Alex Knoll, the head pro at Blue Shamrock Golf Club in Palmerton,
heads into Wednesday’s final round of the 52nd PGA Professional
Championship at Belfair in Bluffton, S.C. with a shot at a top-20 finish that
would earn him a ticket to the PGA Championship in a couple of weeks at
Bethpage Black in Farmingdale, N.Y. on Long Island.
Knoll carded a 1-over-par 73 over Belfair’s par-72 West
Course to join the group tied for 14th at 1-over 216 after three
rounds of the PGA Professional Championship, presented by Cadillac, Club Car
and OMEGA.
It is the second straight year that Knoll has played all
four rounds in the PGA Professional Championship. He finished in a tie for 49th
in last year’s championship at the Bayonet and Black Horse Resort on northern
California’s Monterey Peninsula.
The PGA Professional Championship had traditionally been
played in June, but with the PGA Championship moving from August to May, the
National Club Pro, as it used to be called, also moved up a couple of months on
the golf calendar.
Knoll had opened with a 4-under 67 at Belfair’s East Course
in Sunday’s opening round before posting a 4-over 76 at Belfair’s West Course
Monday.
Knoll heads a group of three Philadelphia Section PGA
professionals who will tee it up in Wednesday’s final round.
One of them, Overbrook Golf Club assistant pro Ashley Grier
will be making some history. Grier and Mays Landing, N.J. native Joanna Coe, a
teaching pro at Baltimore Country Club and the reigning three-time Middle
Atlantic Section PGA Women’s Player of the Year, became the first two women to
survive the 54-hole cut in the PGA Professional Championship.
The 35-year-old Grier struggled a little Tuesday with a
5-over 77, but made the cut on the number at 6-over 221. Two years ago, Grier,
a native of Hagerstown, Md., became the first woman to win a Philadelphia
Section PGA official points event.
Coe, 29, carded a solid 1-over 73 to join the group tied for
31st at 3-over 218.
Grier and Coe are both former Symetra Tour players. Grier
recently accepted a sponsor’s exemption to play in the Symetra Tour’s Valley
Forge Invitational, which tees off May 31 at Raven’s Claw Golf Club in Limerick
Township.
The third member of the Philadelphia Section PGA playing in
the final round of the PGA Professional Championship is Lookaway Golf Club
assistant pro Michael Little, the 2017 Philadelphia Section PGA OMEGA Player of
the Year.
Little matched par with a 72 at Belfair’s West Course
Tuesday to move into a tie for 48th at 5-over 220.

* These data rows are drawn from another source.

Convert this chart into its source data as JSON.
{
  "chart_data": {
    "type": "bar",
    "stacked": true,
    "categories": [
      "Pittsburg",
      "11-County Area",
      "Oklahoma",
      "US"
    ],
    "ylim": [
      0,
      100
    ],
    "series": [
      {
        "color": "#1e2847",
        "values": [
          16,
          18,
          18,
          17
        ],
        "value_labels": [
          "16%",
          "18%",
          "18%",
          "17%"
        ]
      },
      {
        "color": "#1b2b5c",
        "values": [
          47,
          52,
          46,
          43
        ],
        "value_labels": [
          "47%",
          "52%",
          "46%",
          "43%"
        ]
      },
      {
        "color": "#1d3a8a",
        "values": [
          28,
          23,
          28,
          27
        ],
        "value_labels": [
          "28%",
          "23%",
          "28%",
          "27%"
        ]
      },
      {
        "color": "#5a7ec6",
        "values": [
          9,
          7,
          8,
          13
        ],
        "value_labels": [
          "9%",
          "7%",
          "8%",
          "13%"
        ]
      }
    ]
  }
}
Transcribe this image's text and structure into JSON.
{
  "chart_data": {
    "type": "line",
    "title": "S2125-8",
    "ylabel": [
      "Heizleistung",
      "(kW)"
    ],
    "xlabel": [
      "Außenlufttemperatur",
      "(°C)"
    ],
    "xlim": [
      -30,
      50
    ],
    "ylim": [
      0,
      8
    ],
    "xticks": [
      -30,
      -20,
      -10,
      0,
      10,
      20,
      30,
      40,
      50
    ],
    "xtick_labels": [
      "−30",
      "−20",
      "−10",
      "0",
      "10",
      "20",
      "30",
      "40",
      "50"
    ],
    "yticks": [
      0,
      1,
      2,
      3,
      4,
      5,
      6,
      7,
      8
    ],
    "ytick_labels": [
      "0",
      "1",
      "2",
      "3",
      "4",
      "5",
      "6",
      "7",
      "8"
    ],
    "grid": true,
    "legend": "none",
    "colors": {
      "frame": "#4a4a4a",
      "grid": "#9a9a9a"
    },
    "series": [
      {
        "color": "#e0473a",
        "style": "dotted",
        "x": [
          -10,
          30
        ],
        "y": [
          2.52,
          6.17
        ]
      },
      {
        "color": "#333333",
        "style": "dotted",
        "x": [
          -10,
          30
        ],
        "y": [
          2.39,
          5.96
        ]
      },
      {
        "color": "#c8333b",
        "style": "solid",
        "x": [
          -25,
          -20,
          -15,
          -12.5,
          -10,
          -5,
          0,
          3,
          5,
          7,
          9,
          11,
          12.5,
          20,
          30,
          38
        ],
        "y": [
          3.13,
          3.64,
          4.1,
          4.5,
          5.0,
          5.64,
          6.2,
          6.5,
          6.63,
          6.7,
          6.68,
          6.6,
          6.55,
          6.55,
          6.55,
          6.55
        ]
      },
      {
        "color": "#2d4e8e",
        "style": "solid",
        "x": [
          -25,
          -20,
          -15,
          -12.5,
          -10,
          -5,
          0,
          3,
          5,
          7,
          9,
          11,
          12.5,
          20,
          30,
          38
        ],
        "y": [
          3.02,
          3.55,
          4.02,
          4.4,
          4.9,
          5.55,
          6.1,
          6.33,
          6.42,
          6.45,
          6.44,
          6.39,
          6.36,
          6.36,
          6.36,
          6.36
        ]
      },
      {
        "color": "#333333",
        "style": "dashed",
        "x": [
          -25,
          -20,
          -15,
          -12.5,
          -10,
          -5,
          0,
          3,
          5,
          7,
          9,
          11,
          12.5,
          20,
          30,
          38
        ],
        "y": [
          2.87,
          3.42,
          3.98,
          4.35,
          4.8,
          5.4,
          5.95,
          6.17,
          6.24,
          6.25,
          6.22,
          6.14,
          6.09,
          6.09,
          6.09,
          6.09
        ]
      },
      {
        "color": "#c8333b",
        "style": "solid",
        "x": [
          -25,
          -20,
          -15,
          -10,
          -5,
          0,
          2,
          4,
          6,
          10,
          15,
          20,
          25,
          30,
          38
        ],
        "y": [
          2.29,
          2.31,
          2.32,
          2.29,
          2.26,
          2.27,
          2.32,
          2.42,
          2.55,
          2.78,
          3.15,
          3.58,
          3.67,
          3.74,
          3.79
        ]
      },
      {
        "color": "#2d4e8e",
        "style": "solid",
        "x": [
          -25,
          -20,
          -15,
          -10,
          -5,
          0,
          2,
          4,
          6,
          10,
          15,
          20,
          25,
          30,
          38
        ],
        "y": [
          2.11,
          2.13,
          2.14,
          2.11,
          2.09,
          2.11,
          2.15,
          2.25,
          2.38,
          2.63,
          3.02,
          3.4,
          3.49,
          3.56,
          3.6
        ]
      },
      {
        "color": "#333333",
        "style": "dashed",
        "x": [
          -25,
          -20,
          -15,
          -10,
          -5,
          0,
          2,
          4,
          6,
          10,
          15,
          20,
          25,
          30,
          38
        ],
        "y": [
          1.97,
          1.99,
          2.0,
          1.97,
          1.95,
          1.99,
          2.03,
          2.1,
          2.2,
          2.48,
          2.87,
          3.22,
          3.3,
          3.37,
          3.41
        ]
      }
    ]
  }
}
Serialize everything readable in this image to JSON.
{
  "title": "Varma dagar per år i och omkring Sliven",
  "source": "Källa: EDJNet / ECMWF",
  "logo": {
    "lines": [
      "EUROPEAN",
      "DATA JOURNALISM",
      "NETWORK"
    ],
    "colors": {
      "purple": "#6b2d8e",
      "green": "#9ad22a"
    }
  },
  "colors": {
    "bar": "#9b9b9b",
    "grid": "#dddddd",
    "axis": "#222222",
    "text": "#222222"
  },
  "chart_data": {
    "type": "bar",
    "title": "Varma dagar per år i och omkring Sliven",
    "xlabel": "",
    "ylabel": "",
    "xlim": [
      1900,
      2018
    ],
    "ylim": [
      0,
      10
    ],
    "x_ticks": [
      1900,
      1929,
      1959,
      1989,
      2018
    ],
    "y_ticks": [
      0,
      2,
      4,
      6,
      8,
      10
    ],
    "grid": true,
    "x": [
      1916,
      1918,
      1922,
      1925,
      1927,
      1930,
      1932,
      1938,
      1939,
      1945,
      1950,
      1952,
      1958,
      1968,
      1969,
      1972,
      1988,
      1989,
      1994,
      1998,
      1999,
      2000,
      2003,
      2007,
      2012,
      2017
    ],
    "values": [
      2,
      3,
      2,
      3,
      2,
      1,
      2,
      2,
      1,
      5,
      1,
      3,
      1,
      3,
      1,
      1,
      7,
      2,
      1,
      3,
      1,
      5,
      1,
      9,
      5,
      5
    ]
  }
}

Spring-Ford Country Club hear pro Rich Steinmetz carded a 78
Tuesday and his 10-over 225 left him outside the cut line to the low 70 and
ties for the final round. Steinmetz starred scholastically at Perkiomen Valley
back in the days when this blogger was covering high school golf for The Mercury in Pottstown.
It looks like a couple of Metropolitan Section PGA pros are
going to battle it out for individual honors at Belfair as Danny Balin, the
head pro at Fresh Meadow Country Club in Lake Success, N.Y. and a Penn State graduate,
and Alex Beach, an assistant pro at Westchester Country Club in Rye, N.Y. and a
Nebraska graduate, will enter Wednesday’s final round tied for the lead.
Balin had trailed Beach by a shot entering Tuesday’s third
round, but caught him by matching par with a 72 while Beach posted a 1-over 73.
They both landed on 7-under 208. And, no matter what happens Wednesday, both
are in very good shape to earn a trip to Bethpage Black, a Metropolitan Section
PGA member, for the PGA Championship.
Stuart Deane, a native of Australia who stepped down as the
head golf coach at the University of Texas at Arlington last year, and Matt
Lohmeyer, an instructor at GOLFTec in Fort Worth, Texas, are five shots behind
the co-leaders in a tie for third at 2-under 213.
Deane posted a 1-over 73 while Lohmeyer, who will play in
the final group Wednesday with Balin and Beach, fell back with a 3-over 75.
Three past champions, Matt Dobyns, a two-time winner, Rich
Berberian Jr., who won the title in 2016, and 2013 winner Rod Perry are part of
a group of five players tied for fifth at 2-under 214. Dobyns will be seeking
to advance to the PGA Championship out of the National Club Pro for the sixth
time.
Dobyns matched the low round of the day with a 3-under 69
while Berberian and Perry of Port Orange, Fla., each matched par with a 72.
Also in that group at 1-under 214 were Rob Labritz, the
director of golf at GlenArbor Golf Club in Bedford Hills, N.Y. and Ben Cook, a
pro at Cascade Hills Country Club in Grand Rapids, Mich. Labritz toured
Belfair’s West Course in 1-under 71 Tuesday while Cook matched par with a 72.